Mesmo afastado, juiz segue com caso
Ao terminar o período de afastamento temporário, o juiz Francisco José Mazza Siqueira ainda está na condução da ação cível movida contra o médico Cícero Valdizébio Pereira Agra. Uma próxima audiência está marcada para fevereiro de 2024 para ouvir as vítimas que não deram depoimento no dia 26 de julho.
Segundo o advogado Aécio Mota, o pedido feito para que o magistrado seja retirado do caso já foi feito e aguarda decisão. No pedido, o argumento é que o juiz não tem imparcialidade necessária para julgar o processo.

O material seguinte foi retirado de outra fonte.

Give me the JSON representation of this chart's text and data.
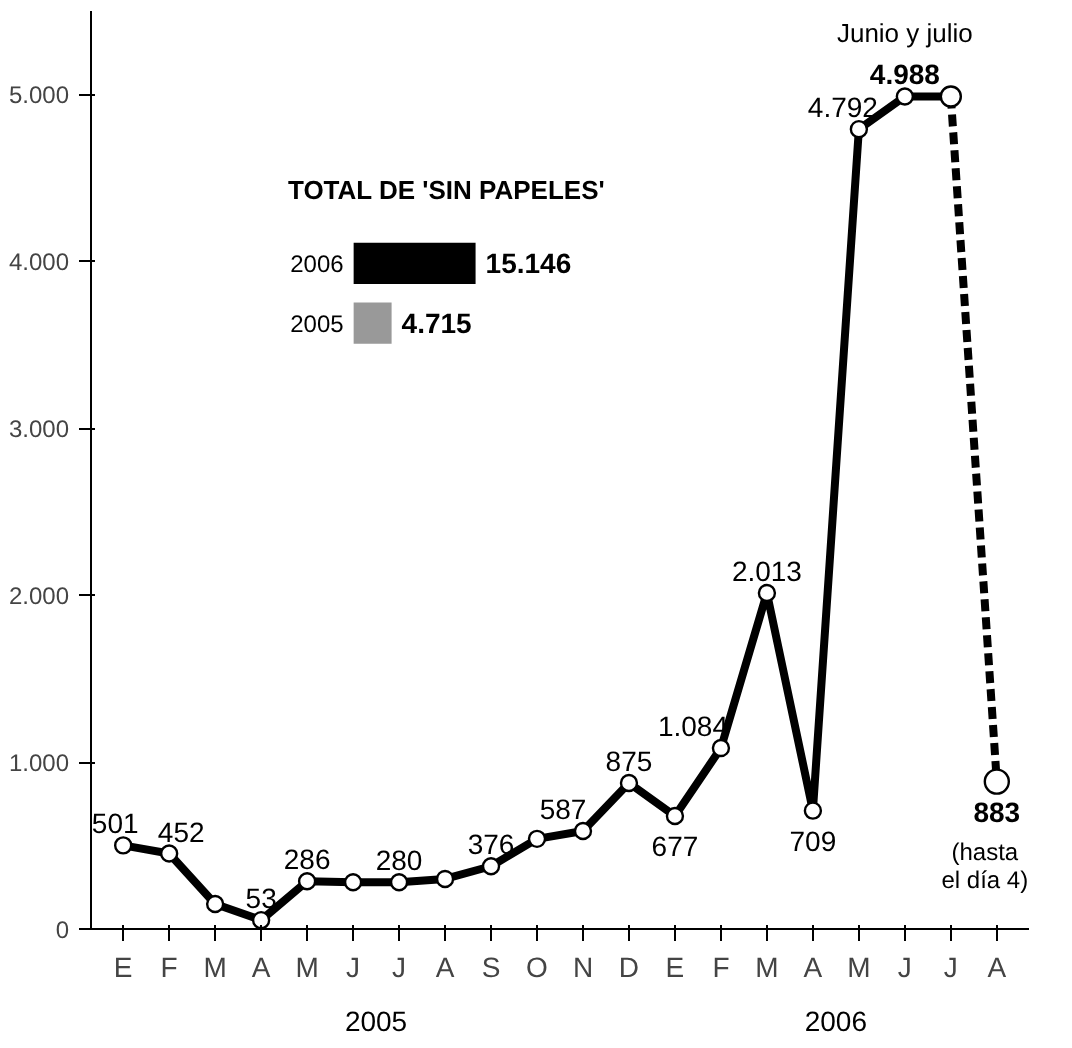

“Esse pedido de suspeição é inicialmente analisado pelo juiz. Então ele mesmo vai dizer se ele se entende como suspeito ou não. Se ele se entender voluntariamente como suspeito, ele vai remeter o processo para um outro juiz. Agora, caso ele entenda que ele tem imparcialidade e queira continuar no processo, ele é obrigado a remeter esse pedido ao Tribunal de Justiça”, explica Aécio.
Neste caso, caberá ao TJCE confirmar ou refutar a decisão do juiz para continuar no caso. Este próximo passo deve acontecer quando o magistrado retornar às atividades, após os 90 dias de afastamento cautelar.
Entenda
A audiência em que o juiz Francisco José Mazza Siqueira fez as declarações ocorreu em 26 de julho, quando 10 mulheres denunciavam o médico Cícero Valdizébio Pereira Agra por abusos que haviam ocorrido em 2021, durante atendimentos.
Ao ouvir o relato de uma das vítimas do médico que dizia ter sido tocada nas partes íntimas sem consentimento, o juiz pôs o depoimento em xeque, dizendo que era assediado por mulheres quando era professor.
"Tinha aluna que chegava se esfregando em mim – aqui não tem nenhuma criança, todo mundo é adulto –, e dizia: 'professor, não sei o quê, não sei o quê...', eu dizia: 'minha filha, é o seguinte, quando eu deixar de ser seu professor, você faça isso comigo'."
"Quem acha que mulher é boazinha, estão tudo enganado, viu. Eita bicho... bicho de mão pesada, bicho da língua grande e que chuta as partes baixas é mulher", acrescentou o juiz Francisco José Mazza, em outro trecho do depoimento.